I've read utter non-sense from the anti-CGT camp saying any such tax will have sellers adding that tax amount to the purchase price of the home. WHAT??? That's not gonna happen.
The primary goal for a CGT on houses is to reduce the demand of these rental consortiums by discouraging the use of houses as a means of profiteering. While not 100% effective, this has been done well in places like Canada and in the US, you can read below for the data:
https://businessdesk.co.nz/article/t...w-it-all-began
Yes large cities like Vancouver still experienced high housing prices ; no different to NYC and SanFrancisco. But the real measurement of having a non-housing crisis is simply by the % of families and individuals that OWN their home. What i've seen in Vancouver is detached houses continue to be owned by family dwellings, etc. and for those that choose the rental path, they do so by living in high density apartments (something that Auckland has difficulty in achieving due to the restrictive RMA). Anotherwords, individuals simply can't compete with the private investors when it comes to bidding on a house for sale.
As for houses being the best way to profit in NZ? A CGT will certainly reduce that demand making ventures like house flipping less common (note this would not affect those in the business buying and selling houses) ; what we're speaking of is the useless brightline test of 5 years. These investors simply mortgage on multiple houses for retirement in 10 or 30 years later as the capital gains would be tax free.
Now, will the Labour gov't bring in CGT? Not likely. I don't think any form of new taxes will be on the table.
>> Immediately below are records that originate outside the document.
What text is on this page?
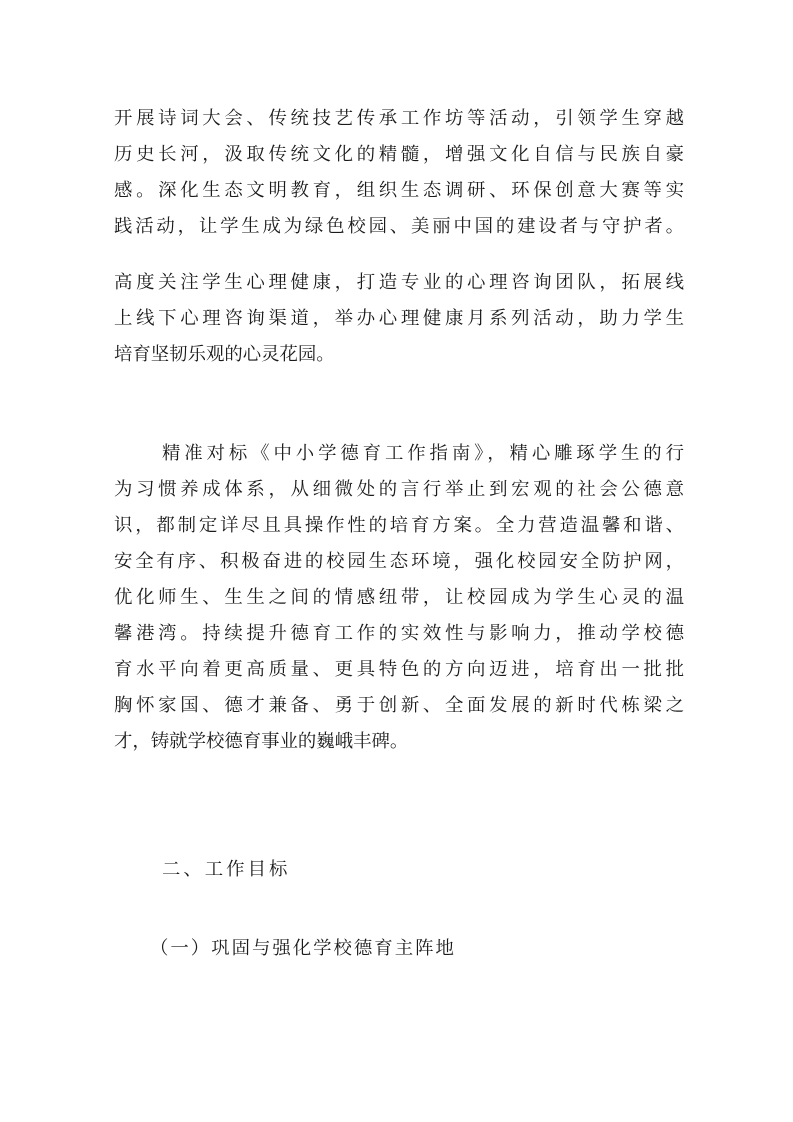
开展诗词大会、传统技艺传承工作坊等活动，引领学生穿越
历史长河，汲取传统文化的精髓，增强文化自信与民族自豪
感。深化生态文明教育，组织生态调研、环保创意大赛等实
践活动，让学生成为绿色校园、美丽中国的建设者与守护者。
高度关注学生心理健康，打造专业的心理咨询团队，拓展线
上线下心理咨询渠道，举办心理健康月系列活动，助力学生
培育坚韧乐观的心灵花园。
精准对标《中小学德育工作指南》，精心雕琢学生的行
为习惯养成体系，从细微处的言行举止到宏观的社会公德意
识，都制定详尽且具操作性的培育方案。全力营造温馨和谐、
安全有序、积极奋进的校园生态环境，强化校园安全防护网，
优化师生、生生之间的情感纽带，让校园成为学生心灵的温
馨港湾。持续提升德育工作的实效性与影响力，推动学校德
育水平向着更高质量、更具特色的方向迈进，培育出一批批
胸怀家国、德才兼备、勇于创新、全面发展的新时代栋梁之
才，铸就学校德育事业的巍峨丰碑。
二、工作目标
（一）巩固与强化学校德育主阵地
Lastly, can anyone suggest who actually benefits from the rapidly rise in housing prices? The high income earners that are able to leverage so they can own multiple homes ; maybe the top NZ 5%? Shame on you. The 95% left will suffer as future generations pay more for a house. Those that already own and mortgage free would simply pass it on to the next generation. But since home ownership has been on a decline since 1991, it's clear less and less of that will be the case. Also all the major banks in NZ are foreign owned, they too benefit from the rapid rise in housing prices ; as the profits go to their shareholders overseas.